Thursday, May 5, 2011: 6 miles
Another sunny, beautiful day created an opportunity for a fun stewardship project on the way to Tiltill Valley. The recent storms had created a number of tree falls across the trail, so students enjoyed moving large branches as a team or breaking smaller branches off of trunks to clear the trail. The going was slow due to the amount of damage to the trail, but the group arrived to the beautiful and very flooded Tiltill Valley just before lunch time. After lunch, the expedition participated in an activity where they debated the merits of Hetch Hetchy Valley from the viewpoint of various stakeholders in the early 1900s. The hike down was much faster and the group celebrated by playing the game “Camouflage.” After dinner, the evening program consisted of three parts: S’mores, a discussion of what people had learned about other members of the group, and a talent show. The talent show was pretty spectacular for a group of only 9 people, including fortune telling, a magic trick, the game “Big Booty,” singing, and a twirling routine (using trekking poles).
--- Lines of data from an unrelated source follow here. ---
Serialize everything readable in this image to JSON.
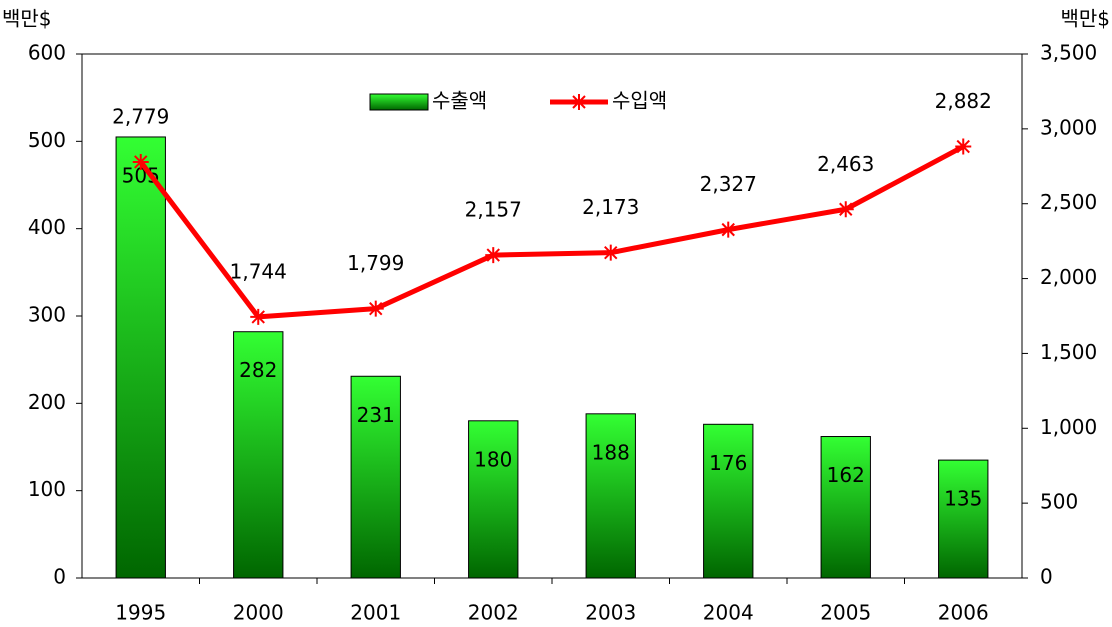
{
  "chart_data": {
    "type": "bar_line",
    "y_label": "백만$",
    "y2_label": "백만$",
    "categories": [
      "1995",
      "2000",
      "2001",
      "2002",
      "2003",
      "2004",
      "2005",
      "2006"
    ],
    "series": [
      {
        "name": "수출액",
        "type": "bar",
        "color": "#00cc00",
        "values": [
          505,
          282,
          231,
          180,
          188,
          176,
          162,
          135
        ]
      },
      {
        "name": "수입액",
        "type": "line",
        "axis": "y2",
        "color": "#ff0000",
        "values": [
          2779,
          1744,
          1799,
          2157,
          2173,
          2327,
          2463,
          2882
        ],
        "value_labels": [
          "2,779",
          "1,744",
          "1,799",
          "2,157",
          "2,173",
          "2,327",
          "2,463",
          "2,882"
        ]
      }
    ],
    "ylim": [
      0,
      600
    ],
    "yticks": [
      0,
      100,
      200,
      300,
      400,
      500,
      600
    ],
    "y2lim": [
      0,
      3500
    ],
    "y2ticks": [
      0,
      500,
      {
        "value": 1000,
        "label": "1,000"
      },
      {
        "value": 1500,
        "label": "1,500"
      },
      {
        "value": 2000,
        "label": "2,000"
      },
      {
        "value": 2500,
        "label": "2,500"
      },
      {
        "value": 3000,
        "label": "3,000"
      },
      {
        "value": 3500,
        "label": "3,500"
      }
    ],
    "grid": false
  }
}
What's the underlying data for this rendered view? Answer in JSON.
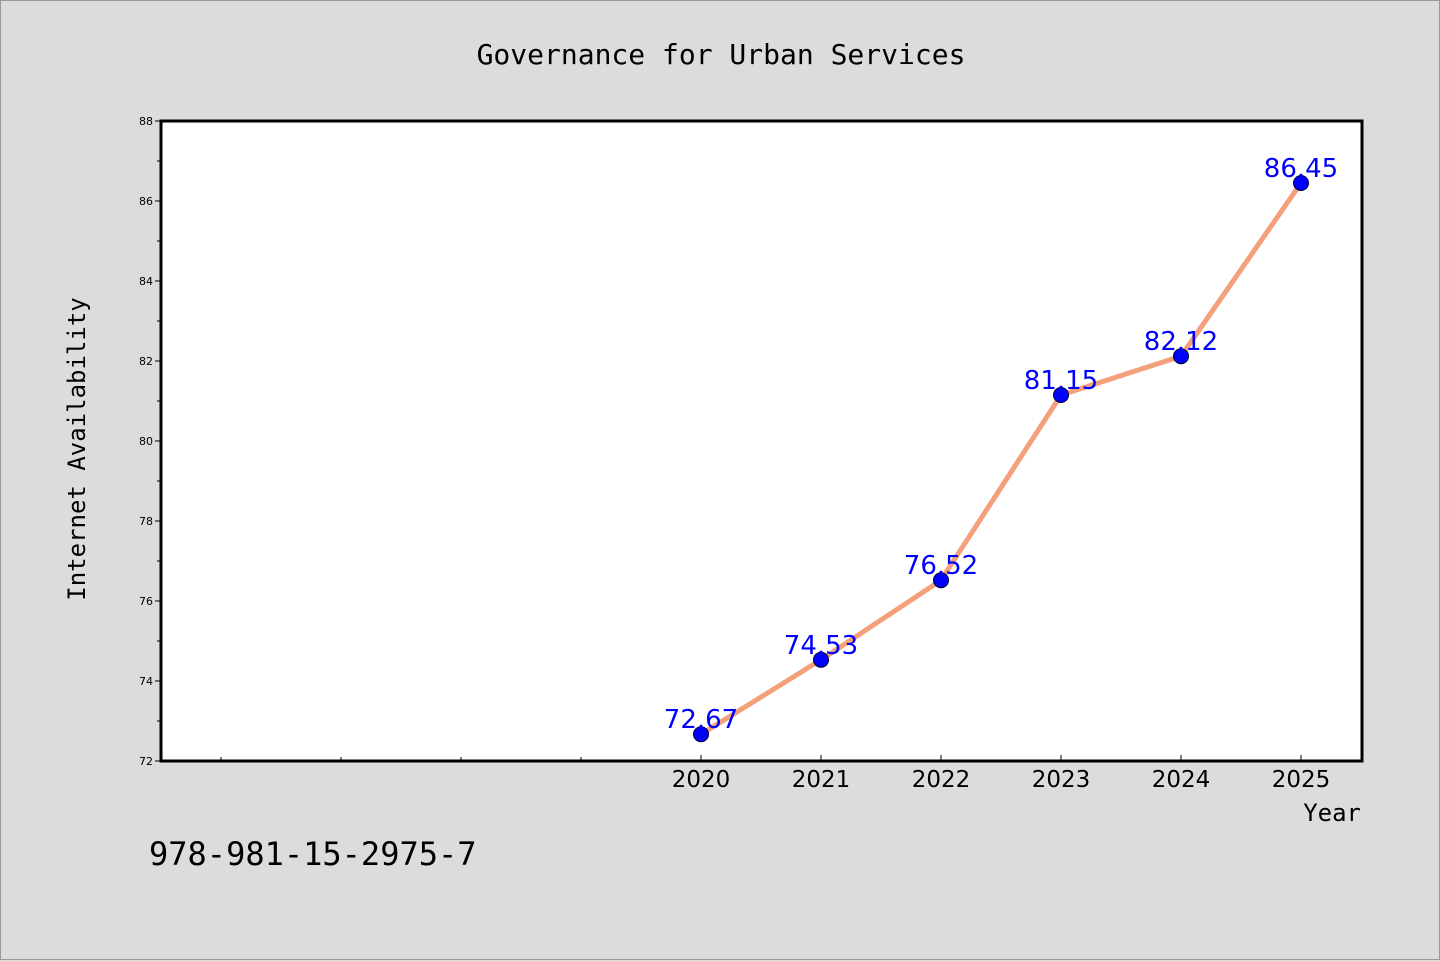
{
  "chart_data": {
    "type": "line",
    "title": "Governance for Urban Services",
    "xlabel": "Year",
    "ylabel": "Internet Availability",
    "x": [
      "2020",
      "2021",
      "2022",
      "2023",
      "2024",
      "2025"
    ],
    "series": [
      {
        "values": [
          72.67,
          74.53,
          76.52,
          81.15,
          82.12,
          86.45
        ],
        "line_color": "#f4a07a",
        "marker_color": "#0000ff"
      }
    ],
    "data_labels": [
      "72.67",
      "74.53",
      "76.52",
      "81.15",
      "82.12",
      "86.45"
    ],
    "ylim": [
      72,
      88
    ],
    "yticks": [
      72,
      74,
      76,
      78,
      80,
      82,
      84,
      86,
      88
    ],
    "grid": false,
    "legend": "none"
  },
  "footnote": "978-981-15-2975-7",
  "colors": {
    "background": "#dcdcdc",
    "plot_background": "#ffffff",
    "label_color": "#0000ff"
  }
}
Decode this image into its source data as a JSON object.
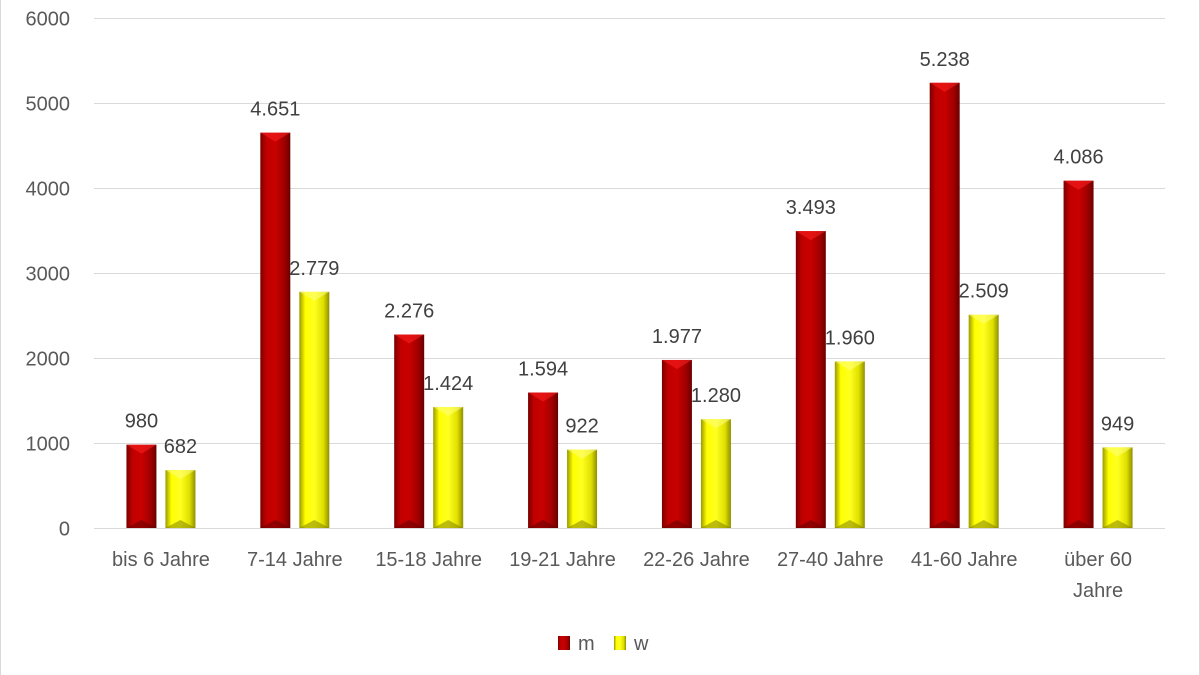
{
  "chart_data": {
    "type": "bar",
    "categories": [
      [
        "bis 6 Jahre"
      ],
      [
        "7-14 Jahre"
      ],
      [
        "15-18 Jahre"
      ],
      [
        "19-21 Jahre"
      ],
      [
        "22-26 Jahre"
      ],
      [
        "27-40 Jahre"
      ],
      [
        "41-60 Jahre"
      ],
      [
        "über 60",
        "Jahre"
      ]
    ],
    "series": [
      {
        "name": "m",
        "color": "#c00000",
        "values": [
          980,
          4651,
          2276,
          1594,
          1977,
          3493,
          5238,
          4086
        ],
        "labels": [
          "980",
          "4.651",
          "2.276",
          "1.594",
          "1.977",
          "3.493",
          "5.238",
          "4.086"
        ]
      },
      {
        "name": "w",
        "color": "#ffff00",
        "values": [
          682,
          2779,
          1424,
          922,
          1280,
          1960,
          2509,
          949
        ],
        "labels": [
          "682",
          "2.779",
          "1.424",
          "922",
          "1.280",
          "1.960",
          "2.509",
          "949"
        ]
      }
    ],
    "yticks": [
      0,
      1000,
      2000,
      3000,
      4000,
      5000,
      6000
    ],
    "ylim": [
      0,
      6000
    ],
    "grid": true,
    "legend": "bottom"
  }
}
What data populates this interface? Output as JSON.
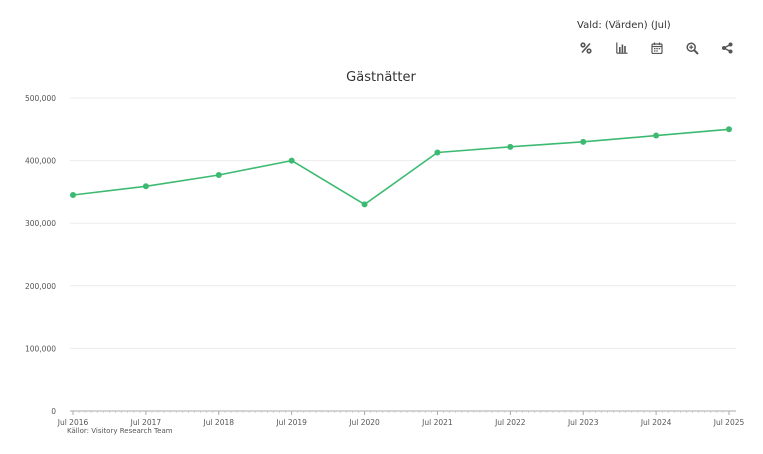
{
  "selection_label": "Vald: (Värden) (Jul)",
  "toolbar": {
    "icons": [
      "percent-icon",
      "bar-chart-icon",
      "calendar-icon",
      "zoom-in-icon",
      "share-icon"
    ]
  },
  "source_label": "Källor: Visitory Research Team",
  "colors": {
    "line": "#3dba72",
    "grid": "#ececec",
    "axis": "#aaaaaa",
    "text": "#555555"
  },
  "chart_data": {
    "type": "line",
    "title": "Gästnätter",
    "xlabel": "",
    "ylabel": "",
    "categories": [
      "Jul 2016",
      "Jul 2017",
      "Jul 2018",
      "Jul 2019",
      "Jul 2020",
      "Jul 2021",
      "Jul 2022",
      "Jul 2023",
      "Jul 2024",
      "Jul 2025"
    ],
    "series": [
      {
        "values": [
          345000,
          359000,
          377000,
          400000,
          330000,
          413000,
          422000,
          430000,
          440000,
          450000
        ]
      }
    ],
    "ylim": [
      0,
      500000
    ],
    "yticks": [
      0,
      100000,
      200000,
      300000,
      400000,
      500000
    ],
    "ytick_labels": [
      "0",
      "100,000",
      "200,000",
      "300,000",
      "400,000",
      "500,000"
    ],
    "grid": true,
    "legend": "none"
  }
}
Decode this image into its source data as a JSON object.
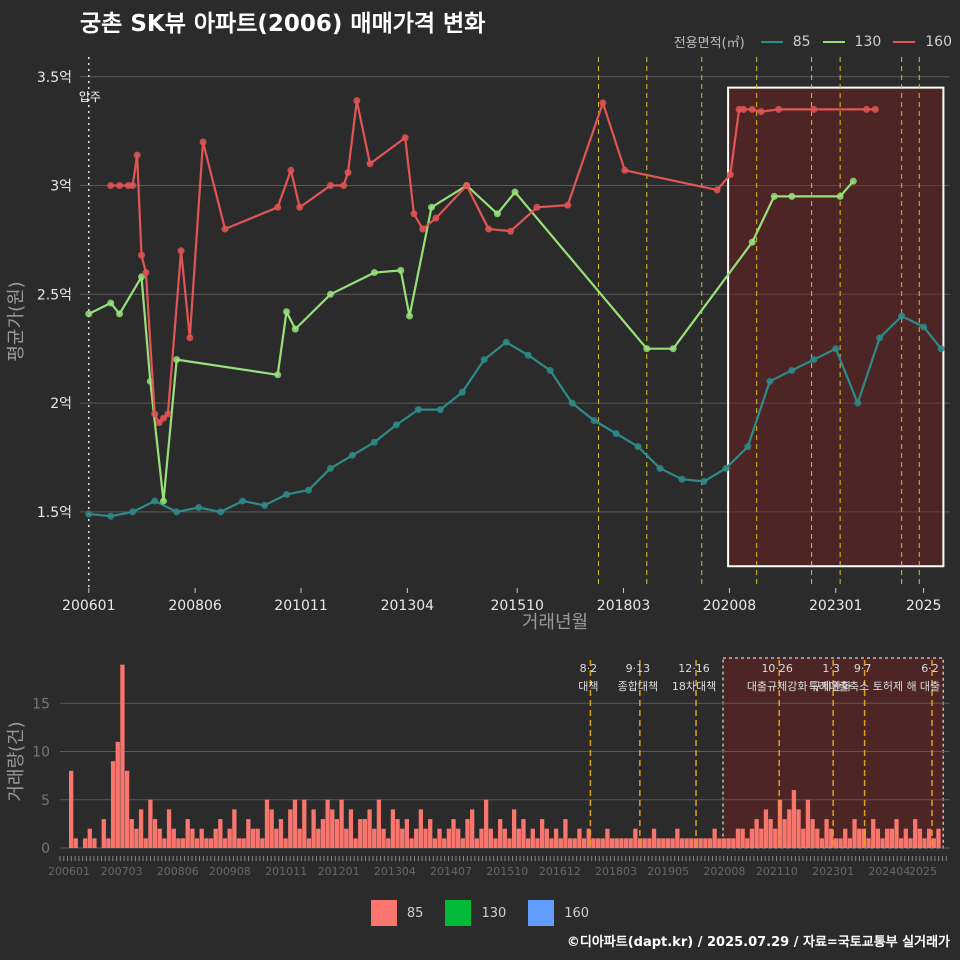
{
  "title": "궁촌 SK뷰 아파트(2006) 매매가격 변화",
  "legend": {
    "title": "전용면적(㎡)",
    "items": [
      {
        "label": "85",
        "color": "#2f8a8a"
      },
      {
        "label": "130",
        "color": "#98e07a"
      },
      {
        "label": "160",
        "color": "#e05555"
      }
    ]
  },
  "bar_legend": [
    {
      "label": "85",
      "color": "#f8766d"
    },
    {
      "label": "130",
      "color": "#00ba38"
    },
    {
      "label": "160",
      "color": "#619cff"
    }
  ],
  "source": "©디아파트(dapt.kr) / 2025.07.29 / 자료=국토교통부 실거래가",
  "chart_data": [
    {
      "type": "line",
      "xlabel": "거래년월",
      "ylabel": "평균가(원)",
      "x_ticks": [
        "200601",
        "200806",
        "201011",
        "201304",
        "201510",
        "201803",
        "202008",
        "202301",
        "2025"
      ],
      "y_ticks": [
        "1.5억",
        "2억",
        "2.5억",
        "3억",
        "3.5억"
      ],
      "y_tick_values": [
        1.5,
        2.0,
        2.5,
        3.0,
        3.5
      ],
      "ylim": [
        1.15,
        3.6
      ],
      "xlim": [
        2005.8,
        2025.6
      ],
      "unit": "억",
      "annotation": {
        "x": 2006.0,
        "label": "입주"
      },
      "policy_lines": [
        2017.6,
        2018.7,
        2019.95,
        2021.2,
        2022.45,
        2023.1,
        2024.5,
        2024.9
      ],
      "highlight_range": [
        2020.55,
        2025.45
      ],
      "series": [
        {
          "name": "160",
          "color": "#e05555",
          "x": [
            2006.5,
            2006.7,
            2006.9,
            2007.0,
            2007.1,
            2007.2,
            2007.3,
            2007.5,
            2007.6,
            2007.7,
            2007.8,
            2008.1,
            2008.3,
            2008.6,
            2009.1,
            2010.3,
            2010.6,
            2010.8,
            2011.5,
            2011.8,
            2011.9,
            2012.1,
            2012.4,
            2013.2,
            2013.4,
            2013.6,
            2013.9,
            2014.6,
            2015.1,
            2015.6,
            2016.2,
            2016.9,
            2017.7,
            2018.2,
            2020.3,
            2020.6,
            2020.8,
            2020.9,
            2021.1,
            2021.3,
            2021.7,
            2022.5,
            2023.7,
            2023.9
          ],
          "y": [
            3.0,
            3.0,
            3.0,
            3.0,
            3.14,
            2.68,
            2.6,
            1.95,
            1.91,
            1.93,
            1.95,
            2.7,
            2.3,
            3.2,
            2.8,
            2.9,
            3.07,
            2.9,
            3.0,
            3.0,
            3.06,
            3.39,
            3.1,
            3.22,
            2.87,
            2.8,
            2.85,
            3.0,
            2.8,
            2.79,
            2.9,
            2.91,
            3.38,
            3.07,
            2.98,
            3.05,
            3.35,
            3.35,
            3.35,
            3.34,
            3.35,
            3.35,
            3.35,
            3.35
          ]
        },
        {
          "name": "130",
          "color": "#98e07a",
          "x": [
            2006.0,
            2006.5,
            2006.7,
            2007.2,
            2007.4,
            2007.7,
            2008.0,
            2010.3,
            2010.5,
            2010.7,
            2011.5,
            2012.5,
            2013.1,
            2013.3,
            2013.8,
            2014.6,
            2015.3,
            2015.7,
            2018.7,
            2019.3,
            2021.1,
            2021.6,
            2022.0,
            2023.1,
            2023.4
          ],
          "y": [
            2.41,
            2.46,
            2.41,
            2.58,
            2.1,
            1.55,
            2.2,
            2.13,
            2.42,
            2.34,
            2.5,
            2.6,
            2.61,
            2.4,
            2.9,
            3.0,
            2.87,
            2.97,
            2.25,
            2.25,
            2.74,
            2.95,
            2.95,
            2.95,
            3.02
          ]
        },
        {
          "name": "85",
          "color": "#2f8a8a",
          "x": [
            2006.0,
            2006.5,
            2007.0,
            2007.5,
            2008.0,
            2008.5,
            2009.0,
            2009.5,
            2010.0,
            2010.5,
            2011.0,
            2011.5,
            2012.0,
            2012.5,
            2013.0,
            2013.5,
            2014.0,
            2014.5,
            2015.0,
            2015.5,
            2016.0,
            2016.5,
            2017.0,
            2017.5,
            2018.0,
            2018.5,
            2019.0,
            2019.5,
            2020.0,
            2020.5,
            2021.0,
            2021.5,
            2022.0,
            2022.5,
            2023.0,
            2023.5,
            2024.0,
            2024.5,
            2025.0,
            2025.4
          ],
          "y": [
            1.49,
            1.48,
            1.5,
            1.55,
            1.5,
            1.52,
            1.5,
            1.55,
            1.53,
            1.58,
            1.6,
            1.7,
            1.76,
            1.82,
            1.9,
            1.97,
            1.97,
            2.05,
            2.2,
            2.28,
            2.22,
            2.15,
            2.0,
            1.92,
            1.86,
            1.8,
            1.7,
            1.65,
            1.64,
            1.7,
            1.8,
            2.1,
            2.15,
            2.2,
            2.25,
            2.0,
            2.3,
            2.4,
            2.35,
            2.25
          ]
        }
      ]
    },
    {
      "type": "bar",
      "xlabel": "",
      "ylabel": "거래량(건)",
      "y_ticks": [
        "0",
        "5",
        "10",
        "15"
      ],
      "ylim": [
        0,
        20
      ],
      "x_ticks": [
        "200601",
        "200703",
        "200806",
        "200908",
        "201011",
        "201201",
        "201304",
        "201407",
        "201510",
        "201612",
        "201803",
        "201905",
        "202008",
        "202110",
        "202301",
        "202404",
        "2025"
      ],
      "policies": [
        {
          "x": 2017.6,
          "date": "8·2",
          "label": "대책"
        },
        {
          "x": 2018.7,
          "date": "9·13",
          "label": "종합대책"
        },
        {
          "x": 2019.95,
          "date": "12·16",
          "label": "18차대책"
        },
        {
          "x": 2021.8,
          "date": "10·26",
          "label": "대출규제강화"
        },
        {
          "x": 2023.0,
          "date": "1·3",
          "label": "규제완화"
        },
        {
          "x": 2023.7,
          "date": "9·7",
          "label": "특례대출축소 토허제 해"
        },
        {
          "x": 2025.2,
          "date": "6·2",
          "label": "대출"
        }
      ],
      "highlight_range": [
        2020.55,
        2025.45
      ],
      "series_values_monthly_85": [
        8,
        1,
        0,
        1,
        2,
        1,
        0,
        3,
        1,
        9,
        11,
        19,
        8,
        3,
        2,
        4,
        1,
        5,
        3,
        2,
        1,
        4,
        2,
        1,
        1,
        3,
        2,
        1,
        2,
        1,
        1,
        2,
        3,
        1,
        2,
        4,
        1,
        1,
        3,
        2,
        2,
        1,
        5,
        4,
        2,
        3,
        1,
        4,
        5,
        2,
        5,
        1,
        4,
        2,
        3,
        5,
        4,
        3,
        5,
        2,
        4,
        1,
        3,
        3,
        4,
        2,
        5,
        2,
        1,
        4,
        3,
        2,
        3,
        1,
        2,
        4,
        2,
        3,
        1,
        2,
        1,
        2,
        3,
        2,
        1,
        3,
        4,
        1,
        2,
        5,
        2,
        1,
        3,
        2,
        1,
        4,
        2,
        3,
        1,
        2,
        1,
        3,
        2,
        1,
        2,
        1,
        3,
        1,
        1,
        2,
        1,
        2,
        1,
        1,
        1,
        2,
        1,
        1,
        1,
        1,
        1,
        2,
        1,
        1,
        1,
        2,
        1,
        1,
        1,
        1,
        2,
        1,
        1,
        1,
        1,
        1,
        1,
        1,
        2,
        1,
        1,
        1,
        1,
        2,
        2,
        1,
        2,
        3,
        2,
        4,
        3,
        2,
        5,
        3,
        4,
        6,
        4,
        2,
        5,
        3,
        2,
        1,
        3,
        2,
        1,
        1,
        2,
        1,
        3,
        2,
        2,
        1,
        3,
        2,
        1,
        2,
        2,
        3,
        1,
        2,
        1,
        3,
        2,
        1,
        2,
        1,
        2
      ]
    }
  ]
}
Friday, May 6, 2011: 7 miles With a seven mile hike and a 2pm departure looming over their heads, the group woke up just before sunrise to get packing, eat a quick breakfast, and head on the trail. The cool morning was a welcome respite to the previous days of sweaty hiking. The Ding Dong Ninjas moved faster than any other day this week…until they hit Wapama Falls, which appeared as a raging torrent across the bridge! No one was spared the wrath of the cold spray and group sprinted to the nearest sunny spot to dry off. A little later, the expedition stopped for an early lunch and extended journal time, including a discussion of what wilderness meant to them and how they would take the experience home. After an exuberant jaunt through the bore tunnel at Hetch Hetchy dam, the group arrived, exhausted and proud, at the parking lot where they had started. Layers of dirt were removed, clothes were changed, and the group gathered one more time to reflect on what they would remember from the trip before heading home to Reedley.